Wibi tersenyum melihat Zion. Berharap Zion kembali mengerti arti sakit hati yang Tuhan beri. Wibi cukup berhasil menghibur Zion dengan cerita pengalaman hidupnya. Meski sebenarnya ia sedikit terpaksa untuk menceritakan lukanya. Terlalu sakit untuk diungkit.
“Zi, percuma menyirami tanaman yang sudah mati. Perasaan Kasandra padamu mungkin sudah mati. Iklaskan saja hati”, lanjut Wibi menyemangati. Ia menepuk pundak sahabatnya itu.
“Zi, dalam cinta, ada masa untuk mengharapnya dan ada waktu untuk berhenti mengharapnya. Ada saat untuk memperjuangkan, namun ada juga masa untuk mengiklaskan. Aku tahu perasaanmu, kehilangan Kasandra memang menyakitkan. Tapi bertahan pada orang yang tak bisa menghargai dan menyanyangimu itu jauh lebih menyakitkan. Menyesakkan dada. Mencabik hati hingga terluka. Bahagia adalah pilihan, bukan paksaan. Kau berhak bahagia tanpa Kasandra”, lanjut Wibi menyemangati.

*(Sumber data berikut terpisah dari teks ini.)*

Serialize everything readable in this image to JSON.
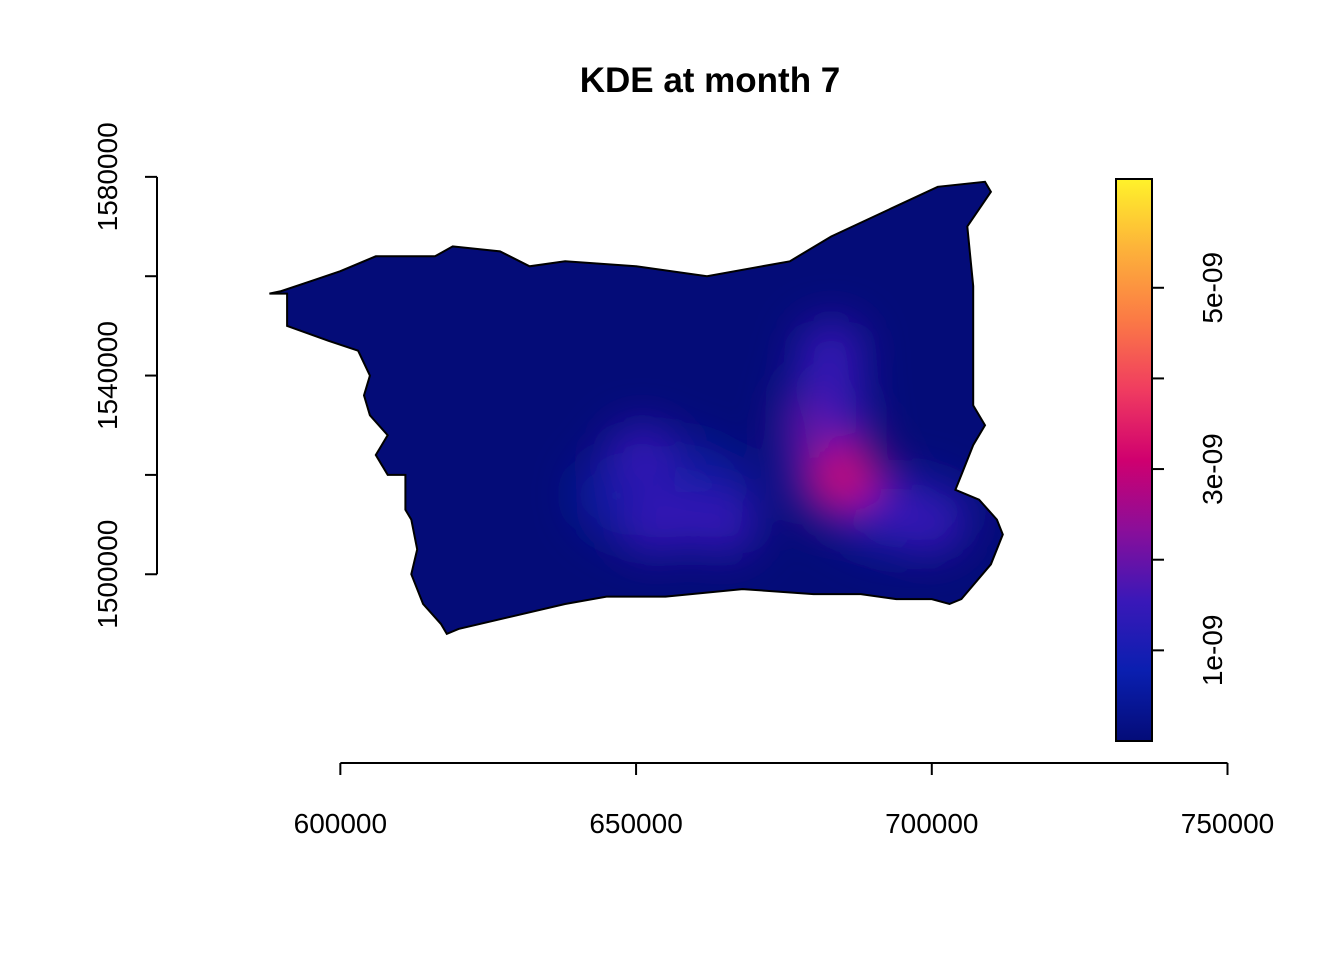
{
  "chart_data": {
    "type": "heatmap",
    "title": "KDE at month 7",
    "xlabel": "",
    "ylabel": "",
    "x_ticks": [
      600000,
      650000,
      700000,
      750000
    ],
    "x_tick_labels": [
      "600000",
      "650000",
      "700000",
      "750000"
    ],
    "y_ticks": [
      1500000,
      1540000,
      1580000
    ],
    "y_tick_labels": [
      "1500000",
      "1540000",
      "1580000"
    ],
    "xlim": [
      569000,
      756000
    ],
    "ylim": [
      1462000,
      1584000
    ],
    "colorbar": {
      "palette": "plasma-like (navy → blue → purple → magenta → orange → yellow)",
      "range": [
        0,
        6.2e-09
      ],
      "ticks": [
        1e-09,
        2e-09,
        3e-09,
        4e-09,
        5e-09
      ],
      "tick_labels": [
        "1e-09",
        "",
        "3e-09",
        "",
        "5e-09"
      ],
      "colors": [
        "#040c78",
        "#0a1fb0",
        "#3a18b8",
        "#8a0e9a",
        "#d0006f",
        "#f03c60",
        "#fb7a45",
        "#fdb23a",
        "#fff22a"
      ]
    },
    "region_boundary": [
      [
        588,
        1556.5
      ],
      [
        591,
        1556.5
      ],
      [
        591,
        1550
      ],
      [
        598,
        1547
      ],
      [
        603,
        1545
      ],
      [
        605,
        1540
      ],
      [
        604,
        1536
      ],
      [
        605,
        1532
      ],
      [
        608,
        1528
      ],
      [
        606,
        1524
      ],
      [
        608,
        1520
      ],
      [
        611,
        1520
      ],
      [
        611,
        1513
      ],
      [
        612,
        1511
      ],
      [
        613,
        1505
      ],
      [
        612,
        1500
      ],
      [
        614,
        1494
      ],
      [
        617,
        1490
      ],
      [
        618,
        1488
      ],
      [
        620,
        1489
      ],
      [
        638,
        1494
      ],
      [
        645,
        1495.5
      ],
      [
        655,
        1495.5
      ],
      [
        668,
        1497
      ],
      [
        680,
        1496
      ],
      [
        688,
        1496
      ],
      [
        694,
        1495
      ],
      [
        700,
        1495
      ],
      [
        703,
        1494
      ],
      [
        705,
        1495
      ],
      [
        710,
        1502
      ],
      [
        712,
        1508
      ],
      [
        711,
        1511
      ],
      [
        708,
        1515
      ],
      [
        704,
        1517
      ],
      [
        705,
        1520
      ],
      [
        707,
        1526
      ],
      [
        709,
        1530
      ],
      [
        707,
        1534
      ],
      [
        707,
        1545
      ],
      [
        707,
        1558
      ],
      [
        706,
        1570
      ],
      [
        710,
        1577
      ],
      [
        709,
        1579
      ],
      [
        701,
        1578
      ],
      [
        683,
        1568
      ],
      [
        676,
        1563
      ],
      [
        662,
        1560
      ],
      [
        650,
        1562
      ],
      [
        638,
        1563
      ],
      [
        632,
        1562
      ],
      [
        627,
        1565
      ],
      [
        619,
        1566
      ],
      [
        616,
        1564
      ],
      [
        612,
        1564
      ],
      [
        606,
        1564
      ],
      [
        600,
        1561
      ],
      [
        595,
        1559
      ],
      [
        590,
        1557
      ]
    ],
    "density_peaks": [
      {
        "x": 685.5,
        "y": 1519.5,
        "value": 2.9e-09
      },
      {
        "x": 682,
        "y": 1530,
        "value": 2.2e-09
      },
      {
        "x": 683,
        "y": 1545,
        "value": 1.6e-09
      },
      {
        "x": 691,
        "y": 1514,
        "value": 1.8e-09
      },
      {
        "x": 700,
        "y": 1510,
        "value": 1.6e-09
      },
      {
        "x": 651,
        "y": 1524,
        "value": 1.75e-09
      },
      {
        "x": 653,
        "y": 1510,
        "value": 1.5e-09
      },
      {
        "x": 665,
        "y": 1510,
        "value": 1.6e-09
      }
    ],
    "grid": false,
    "legend": "right"
  }
}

“Bi, ingat ya, you need not to find someone who will give you all you want. You need not to find someone who will follow you wherever you go. You need not to find someone who can sing all day long when you are in sorrow. You need to find someone who can complete what you have to complete. You need to find someone who can learn and understand you, understand what you feel and what you need”. Wibi berharap Zion mensyukuri yang sudah terjadi. Mengiklaskan rasa, melapangkan dada. Mungkin terasa sangat menyakitkan, namun Wibi ingin Zion setegar batu karang saat laut pasang, tetap kuat dihempas ombak bebas. Bangkit dari sakit dan tidak binasa dalam luka yang menganga. Akankah Zion bisa melewatinya? Mengobati sendiri luka cinta dan menggantungkan semua harapan kepada Tuhan yang Maha Memberi Keadilan. Mengambil pelajaran dari semua kejadian dan mengambil hikmah dari semua kisah.
“Obat luka hati terdalam hanyalah kembali kepada Tuhan”, ucapan Wibi mengakhiri percakapan. Tirta amarta telah menyiram luka.